Na początku listopada ubiegłego roku w Biłgoraju na ulicy Kościuszki, dwóch nieznanych sprawców na tak zwaną „przewałkę” ukradło pieniądze w kwocie prawie 3 000 złotych na szkodę 67 -letniej mieszkanki Biłgoraja. Postępowanie w tej sprawie prowadzili policjanci. Podobny los spotkał seniorkę z Tarnobrzega, którą w kwietniu tego roku zaczepił mężczyzna. Twierdził, że znalazł pieniądze i ustala ich właściciela. Po chwili podszedł do nich drugi mężczyzna, który z kolei twierdził, że to on je zgubił i wymagał od seniorki, aby ta pokazała mu gotówkę. Kobieta chciała udowodnić swoją niewinność i wyciągnęła pieniądze - wtedy stała się ofiarą kradzieży.
Na czym polega oszustwo na „przewałkę”?
Metoda działania sprawców polega na obserwacji osób, które wypłacają pieniądze z banków. Następnie sprawcy, idąc za upatrzoną osobą, zatrzymują ją, wskazując na leżący na ziemi zwitek banknotów. Najczęściej pretekstem jest zapytanie pokrzywdzonego — czy nie zgubił leżących pieniędzy.
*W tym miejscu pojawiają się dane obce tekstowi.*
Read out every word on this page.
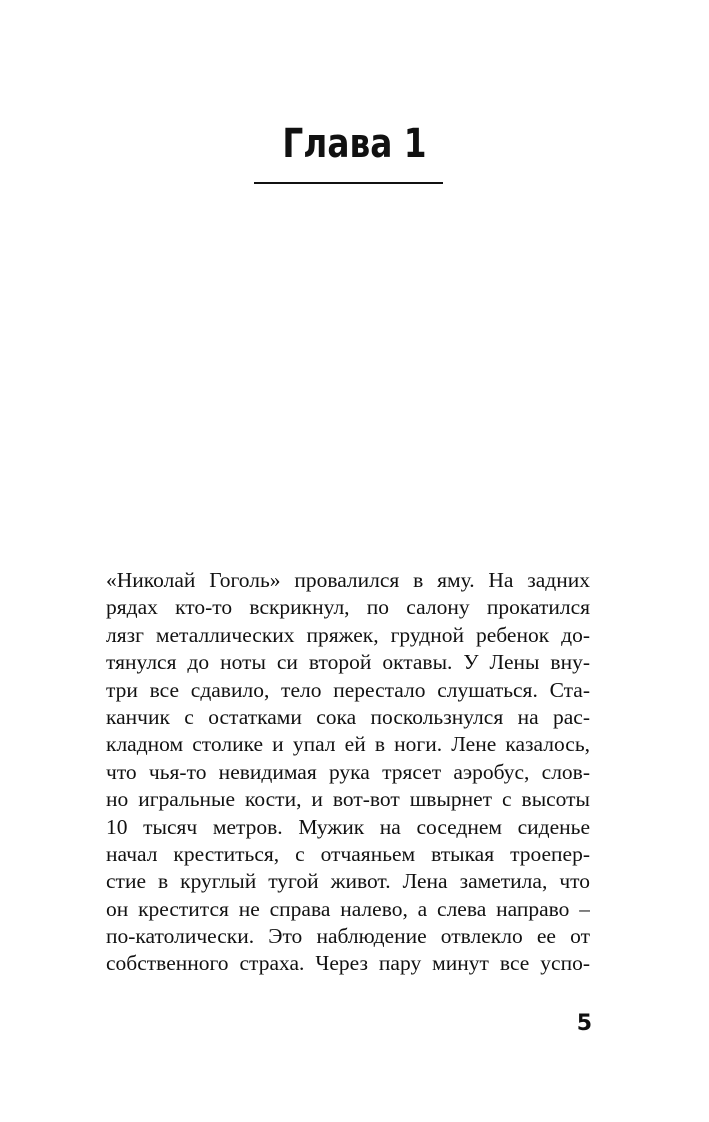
Глава 1
«Николай Гоголь» провалился в яму. На задних
рядах кто-то вскрикнул, по салону прокатился
лязг металлических пряжек, грудной ребенок до-
тянулся до ноты си второй октавы. У Лены вну-
три все сдавило, тело перестало слушаться. Ста-
канчик с остатками сока поскользнулся на рас-
кладном столике и упал ей в ноги. Лене казалось,
что чья-то невидимая рука трясет аэробус, слов-
но игральные кости, и вот-вот швырнет с высоты
10 тысяч метров. Мужик на соседнем сиденье
начал креститься, с отчаяньем втыкая троепер-
стие в круглый тугой живот. Лена заметила, что
он крестится не справа налево, а слева направо –
по-католически. Это наблюдение отвлекло ее от
собственного страха. Через пару минут все успо-
5
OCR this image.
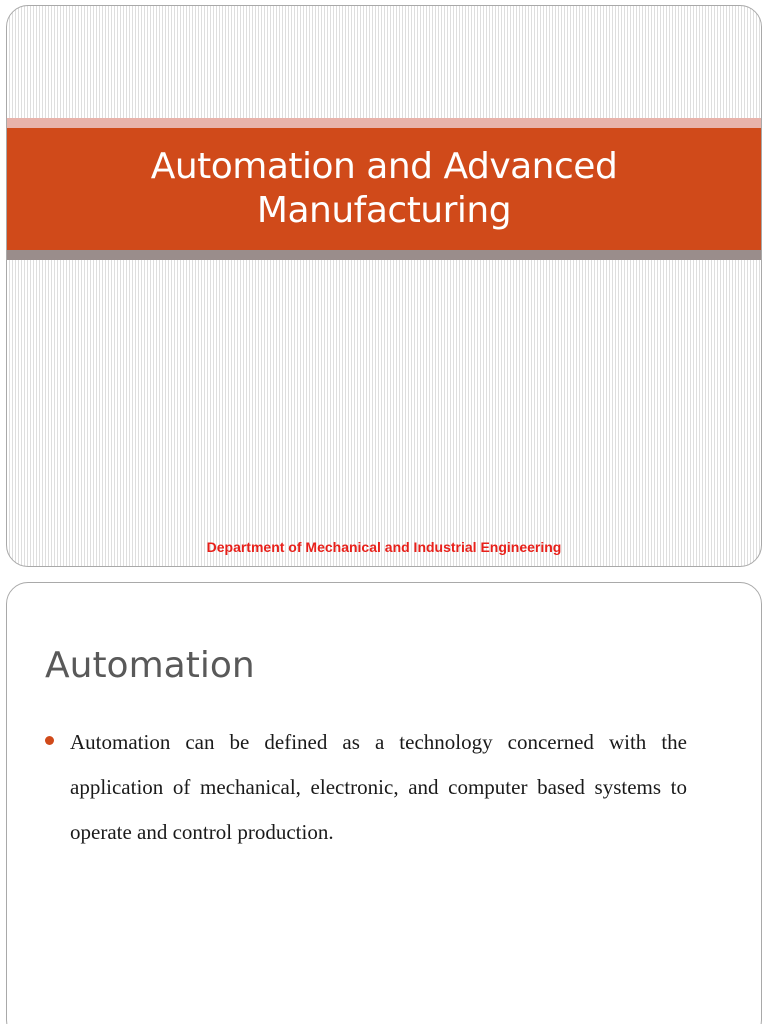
Automation and Advanced Manufacturing

Department of Mechanical and Industrial Engineering

Automation

Automation can be defined as a technology concerned with the application of mechanical, electronic, and computer based systems to operate and control production.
W trakcie rozmowy i oglądania zwitka banknotów do rozmawiających podchodzi wspólnik złodzieja, który twierdzi, iż właśnie zgubił pieniądze, np. na plik z dużymi nominałami na zewnątrz, a małymi w środku lub o uszczuplenie zbitki banknotów o jakąś sumę.
Wtedy dochodzi do „przewałki”. Oczywiście metoda ciągle ewoluuje, ale głównym celem oszustów jest spowodowanie, aby ofiara wdała się w rozliczenia, podziały „znalezionych” pieniędzy, aby pokazała gotówkę, którą ma przy sobie.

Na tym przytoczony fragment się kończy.